That’s why he chose to sign a football scholarship with Reinhardt University, a new program that went 6-4 in its first year last season and made the playoffs for the national playoffs.
Parker, a three-year starter at defensive end at Cass, also played football at the Woodland and Cass middle schools and during his freshman year for the Colonels.
His senior year he recorded 15 sacks and 49 tackles, 27 of which were for a loss. He was named second team all-region that same senior year. His junior year he was all-region honorable mention.
Parker, who was a linebacker and running back the early part of his career, started playing defensive end his freshman year at Cass.
“My coaches thought I’d be pretty fast coming off the line,” he recalled.
That assessment proved correct and he developed quickly, becoming a starter for the Colonels as a sophomore.
He eventually piqued the interest of Reinhardt head coach Danny Cronic and his staff.
“I feel like they got interested in me because of my explosiveness,” Parker said. “I’m going after the ball 100 percent.”

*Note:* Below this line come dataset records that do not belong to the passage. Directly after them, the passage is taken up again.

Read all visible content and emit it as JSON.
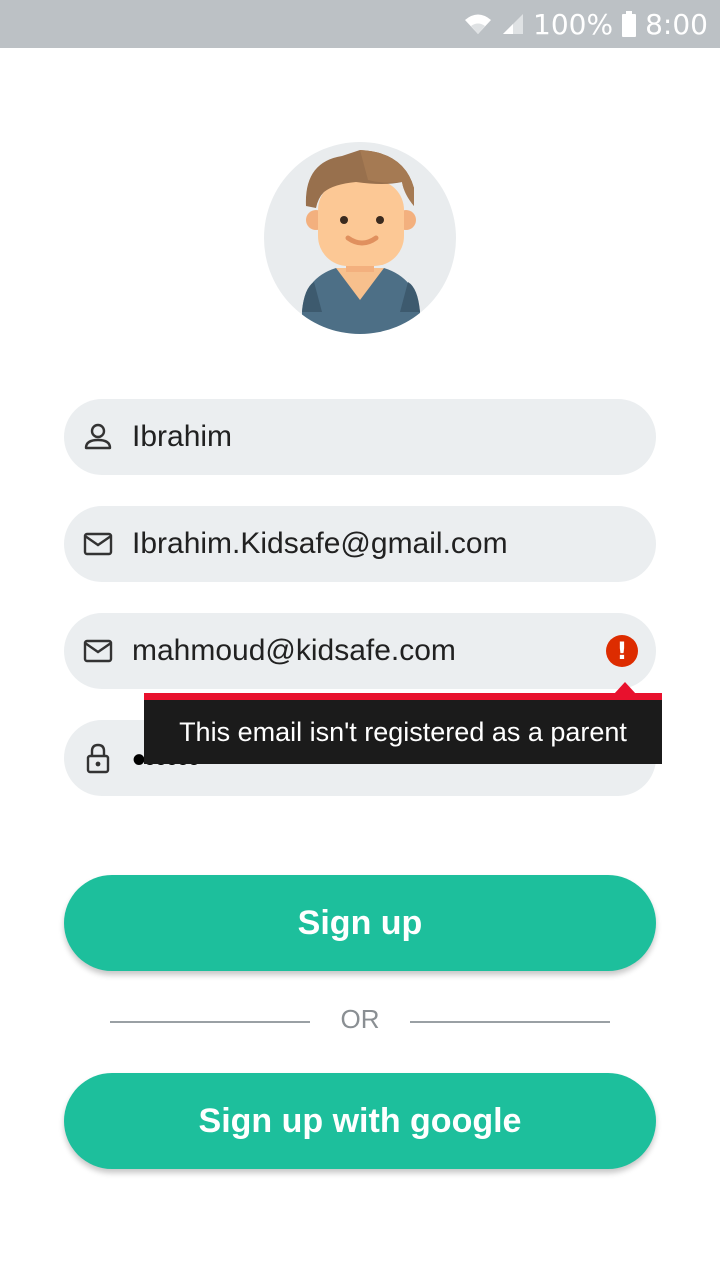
{
  "status_bar": {
    "battery": "100%",
    "time": "8:00",
    "icons": [
      "wifi-icon",
      "signal-icon",
      "battery-icon"
    ]
  },
  "avatar": {
    "icon": "boy-avatar-icon"
  },
  "form": {
    "name": {
      "value": "Ibrahim",
      "icon": "person-icon"
    },
    "email": {
      "value": "Ibrahim.Kidsafe@gmail.com",
      "icon": "mail-icon"
    },
    "parent_email": {
      "value": "mahmoud@kidsafe.com",
      "icon": "mail-icon",
      "error_icon": "!"
    },
    "password": {
      "value": "••••••",
      "icon": "lock-icon"
    }
  },
  "error_tooltip": {
    "text": "This email isn't registered as a parent"
  },
  "buttons": {
    "signup": "Sign up",
    "or": "OR",
    "google": "Sign up with google"
  },
  "colors": {
    "accent": "#1dbf9c",
    "error": "#dd2c00",
    "tooltip_border": "#e8112d",
    "field_bg": "#ebeef0",
    "status_bar": "#bcc1c5"
  }
}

Parker said he liked the Eagles because of their fast start in the Appalachian Athletic Conference and for making an impact at the national level.
“They are an up-and-coming new program,” he said. “They went 6-4 and won their conference.
“I believe we’ll be national champions this year.”
He wasn’t sure what his contribution will be, however.
“A lot of the older guys I’ll be looking up to,” he said.
He liked other things about the school.
“I feel like I’m at home when I am there, and I love the campus,” he said. “The student body was great. I felt like I belong there.”
The Cass player said he will be pursuing a career in the criminal justice system.
Parker said he also likes Reinhardt’s proximity to Cartersville.
“It’s close so my parents and my daughter can see me play,” he said. “It’s about a 45-minute drive.”
Also important, he said, is the fact he can attend the college and continue playing football.
“I’ve been playing football ever since I’ve been able to walk,” he said. “It’s something I love to do. College football, no matter what level it is, it’s a blessing.”
Rick Casko, former Cass head coach, said Parker has a lot to offer a program like Reinhardt.
“Montavius is a tremendously talented young man,” he said. “He’s extremely strong. He works hard in the weight room. He had over a 350 bench and a 550 squat.”
Casko said Parker also has a lot of speed.
“Montavius has run a 4.5 before,” he said. “He’s a very gifted athlete and a tremendous wrestler. He’s a very tough kid. His opportunities are in front of him. There are a lot of things he could achieve.
“If he puts his mind to it and gets committed, I think he could be a heck of a player for Reinhardt.”
Casko also believes Reinhardt has a lot to offer Parker.
“They have a beautiful facility,” he said. “They lost to Cumberland, Ky., which played in the national championship game [last year]. They were actually ahead of them in the fourth quarter and were highly competitive and had a chance to win the game late. That’s good for a first-year program. I was very impressed.
“They did a very nice job and they are committed to athletics there. They have a beautiful stadium, a turf field and a nice atmosphere to play in. When I went, the energy was there. It’s really impressive seeing them in the first year of the program. Like I say, it’s a good program and a very young team.”